Jackson Hosts Disability MegaconferenceBy Jeffrey Hess | Published 21 Jun 2013 09:40am |
Less than 3% of Mississippians who are on social security disability are currently employed. That's something a group of people with disabilities and their advocates want to change. Hundreds are gathering in Jackson for the second annual disability megaconference.
Disabled people, their families, and advocates from around Mississippi are in Jackson today to focus on some of the major problems facing the disabled community.
One of the biggest challenges is employment since less than three percent of residents on disability insurance are employed.
For Serena Lowe, who is with the US Department of Labor, a lack of transportation and a societal trend to institutionalize disabled people is at the heart of the problem.
"Many times we are counseling individuals and their families that the first thing they need to do is go apply for social security and go apply for Medicaid. And that is not the message we need to be sending. We need to be sending the message of, look you may have some challenges ahead of you but need to have a game plan for what type of career path you want to pursue," Lowe said.
Scott Crawford is confined to a motorized wheel chair due to severe Multiple Sclerosis.

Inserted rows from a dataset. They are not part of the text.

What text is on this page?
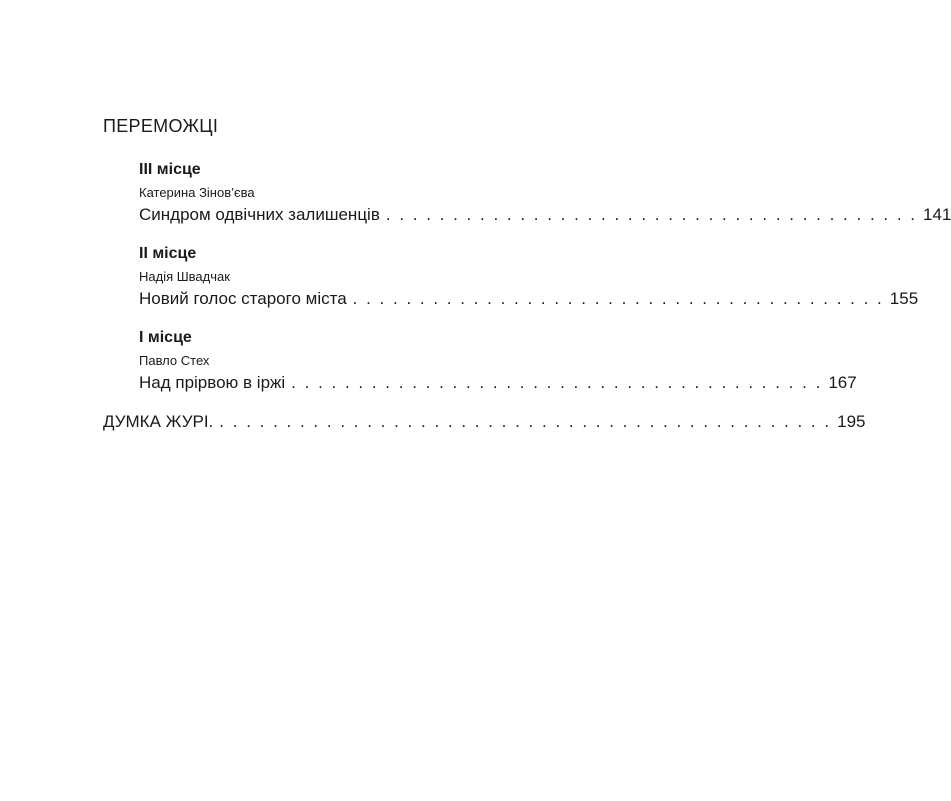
ПЕРЕМОЖЦІ
ІІІ місце
Катерина Зінов’єва
Синдром одвічних залишенців . . . . . . . . . . . . . . . . . . . . . . . . . . . . . . . . . . . . . . . . 141
ІІ місце
Надія Швадчак
Новий голос старого міста . . . . . . . . . . . . . . . . . . . . . . . . . . . . . . . . . . . . . . . . 155
І місце
Павло Стех
Над прірвою в іржі . . . . . . . . . . . . . . . . . . . . . . . . . . . . . . . . . . . . . . . . 167
ДУМКА ЖУРІ. . . . . . . . . . . . . . . . . . . . . . . . . . . . . . . . . . . . . . . . . . . . . . . 195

He says it would be nearly impossible for him to hold a job because there is no way he can get to and from work and bristles when state leaders say there is not enough money for adequate public transportation.
"But then I go and look at the infrastructure that we have for automobiles. And we go and widen I-55 and we widen I-20 so that commuters can get to work in their single occupancy vehicles but we won't build pubic transit and we won't build sidewalks," Crawford said.

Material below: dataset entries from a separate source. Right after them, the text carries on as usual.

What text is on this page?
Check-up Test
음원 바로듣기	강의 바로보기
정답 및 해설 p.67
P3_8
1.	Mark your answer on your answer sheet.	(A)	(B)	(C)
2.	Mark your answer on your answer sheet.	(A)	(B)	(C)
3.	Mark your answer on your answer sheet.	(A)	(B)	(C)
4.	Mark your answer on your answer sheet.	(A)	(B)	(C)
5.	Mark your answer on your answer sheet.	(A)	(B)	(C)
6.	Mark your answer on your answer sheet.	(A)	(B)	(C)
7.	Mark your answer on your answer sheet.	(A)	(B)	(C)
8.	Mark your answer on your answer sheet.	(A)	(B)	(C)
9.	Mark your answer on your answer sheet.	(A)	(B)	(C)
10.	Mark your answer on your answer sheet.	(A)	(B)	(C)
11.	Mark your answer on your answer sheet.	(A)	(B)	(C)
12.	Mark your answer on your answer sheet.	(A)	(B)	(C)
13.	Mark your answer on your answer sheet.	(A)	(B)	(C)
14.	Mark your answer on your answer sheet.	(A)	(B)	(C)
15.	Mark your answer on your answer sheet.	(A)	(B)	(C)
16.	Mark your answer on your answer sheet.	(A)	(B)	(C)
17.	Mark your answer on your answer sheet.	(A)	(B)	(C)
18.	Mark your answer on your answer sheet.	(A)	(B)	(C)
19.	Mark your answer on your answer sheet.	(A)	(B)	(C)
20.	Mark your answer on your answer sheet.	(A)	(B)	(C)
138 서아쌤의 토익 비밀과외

Advocates say a major first step would be to declare Mississippi an 'employment first' state and make jobs a first option rather than a last resort.

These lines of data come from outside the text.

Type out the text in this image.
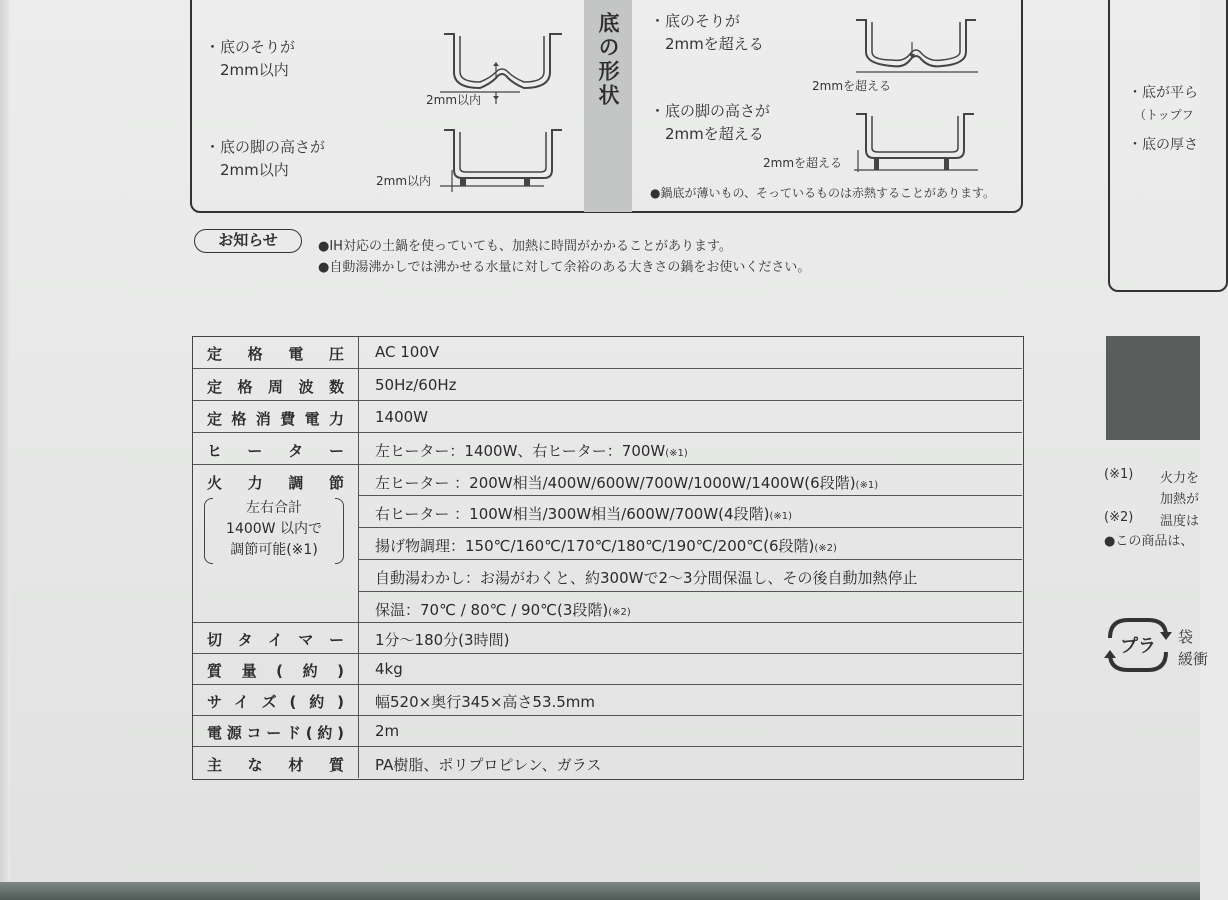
・底のそりが
　2mm以内
2mm以内
・底の脚の高さが
　2mm以内
2mm以内
底の形状 ・底のそりが
　2mmを超える
2mmを超える
・底の脚の高さが
　2mmを超える
2mmを超える
●鍋底が薄いもの、そっているものは赤熱することがあります。
・底が平ら
（トップフ
・底の厚さ
お知らせ	●IH対応の土鍋を使っていても、加熱に時間がかかることがあります。
●自動湯沸かしでは沸かせる水量に対して余裕のある大きさの鍋をお使いください。
定格電圧	AC 100V
定格周波数	50Hz/60Hz
定格消費電力	1400W
ヒーター	左ヒーター：1400W、右ヒーター：700W(※1)
火力調節	左ヒーター ：200W相当/400W/600W/700W/1000W/1400W(6段階)(※1)
右ヒーター ：100W相当/300W相当/600W/700W(4段階)(※1)
揚げ物調理：150℃/160℃/170℃/180℃/190℃/200℃(6段階)(※2)
自動湯わかし：お湯がわくと、約300Wで2～3分間保温し、その後自動加熱停止
保温：70℃ / 80℃ / 90℃(3段階)(※2)
切タイマー	1分～180分(3時間)
質量(約)	4kg
サイズ(約)	幅520×奥行345×高さ53.5mm
電源コード(約)	2m
主な材質	PA樹脂、ポリプロピレン、ガラス
左右合計
1400W 以内で
調節可能(※1)
(※1) 火力を
加熱が
(※2) 温度は
●この商品は、
プラ 袋
緩衝
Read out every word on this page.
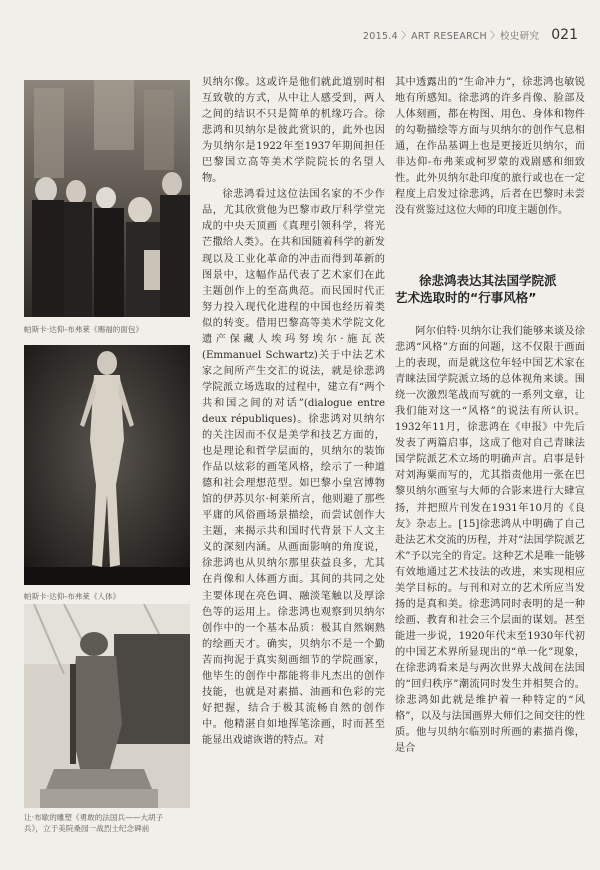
2015.4 〉ART RESEARCH 〉校史研究 021
帕斯卡·达仰-布弗莱《赐福的面包》
帕斯卡·达仰-布弗莱《人体》
让·布歇的雕塑《勇敢的法国兵——大胡子
兵》，立于美院桑园一战烈士纪念碑前

贝纳尔像。这或许是他们就此道别时相互致敬的方式，从中让人感受到，两人之间的结识不只是简单的机缘巧合。徐悲鸿和贝纳尔是彼此赏识的，此外也因为贝纳尔是1922年至1937年期间担任巴黎国立高等美术学院院长的名望人物。

徐悲鸿看过这位法国名家的不少作品，尤其欣赏他为巴黎市政厅科学堂完成的中央天顶画《真理引领科学，将光芒撒给人类》。在共和国随着科学的新发现以及工业化革命的冲击而得到革新的图景中，这幅作品代表了艺术家们在此主题创作上的至高典范。而民国时代正努力投入现代化进程的中国也经历着类似的转变。借用巴黎高等美术学院文化遗产保藏人埃玛努埃尔·施瓦茨(Emmanuel Schwartz)关于中法艺术家之间所产生交汇的说法，就是徐悲鸿学院派立场选取的过程中，建立有“两个共和国之间的对话”(dialogue entre deux républiques)。徐悲鸿对贝纳尔的关注因而不仅是美学和技艺方面的，也是理论和哲学层面的，贝纳尔的装饰作品以炫彩的画笔风格，绘示了一种道德和社会理想范型。如巴黎小皇宫博物馆的伊苏贝尔·柯莱所言，他则避了那些平庸的风俗画场景描绘，而尝试创作大主题，来揭示共和国时代背景下人文主义的深刻内涵。从画面影响的角度说，徐悲鸿也从贝纳尔那里获益良多，尤其在肖像和人体画方面。其间的共同之处主要体现在亮色调、融淡笔触以及厚涂色等的运用上。徐悲鸿也观察到贝纳尔创作中的一个基本品质：极其自然娴熟的绘画天才。确实，贝纳尔不是一个勤苦而拘泥于真实刻画细节的学院画家，他毕生的创作中都能将非凡杰出的创作技能，也就是对素描、油画和色彩的完好把握，结合于极其流畅自然的创作中。他精湛自如地挥笔涂画，时而甚至能显出戏谑诙谐的特点。对

其中透露出的“生命冲力”，徐悲鸿也敏锐地有所感知。徐悲鸿的许多肖像、脸部及人体刻画，都在构图、用色、身体和物件的勾勒描绘等方面与贝纳尔的创作气息相通，在作品基调上也是更接近贝纳尔，而非达仰-布弗莱或柯罗蒙的戏剧感和细致性。此外贝纳尔赴印度的旅行或也在一定程度上启发过徐悲鸿，后者在巴黎时未尝没有赏鉴过这位大师的印度主题创作。

徐悲鸿表达其法国学院派
艺术选取时的“行事风格”

阿尔伯特·贝纳尔让我们能够来谈及徐悲鸿“风格”方面的问题，这不仅限于画面上的表现，而是就这位年轻中国艺术家在青睐法国学院派立场的总体视角来谈。围绕一次激烈笔战而写就的一系列文章，让我们能对这一“风格”的说法有所认识。1932年11月，徐悲鸿在《申报》中先后发表了两篇启事，这成了他对自己青睐法国学院派艺术立场的明确声言。启事是针对刘海粟而写的，尤其指责他用一张在巴黎贝纳尔画室与大师的合影来进行大肆宣扬，并把照片刊发在1931年10月的《良友》杂志上。[15]徐悲鸿从中明确了自己赴法艺术交流的历程，并对“法国学院派艺术”予以完全的肯定。这种艺术是唯一能够有效地通过艺术技法的改进，来实现相应美学目标的。与刊和对立的艺术所应当发扬的是真和美。徐悲鸿同时表明的是一种绘画、教育和社会三个层面的谋划。甚至能进一步说，1920年代末至1930年代初的中国艺术界所显现出的“单一化”现象，在徐悲鸿看来是与两次世界大战间在法国的“回归秩序”潮流同时发生并相契合的。徐悲鸿如此就是维护着一种特定的“风格”，以及与法国画界大师们之间交往的性质。他与贝纳尔临别时所画的素描肖像，是合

Senator Terry Burton of Newton sponsored just such a resolution during the recent legislative session.
"As the system stands right now we have a tendency to attempt to provide all kinds of services to persons with disabilities without actually encouraging them to get a job, or help them get a job, or train them to get a job so they can be contributing members of society," Burton said.
The 'Employment first' resolution failed, but Burton says he will try again.
The conference continues through today.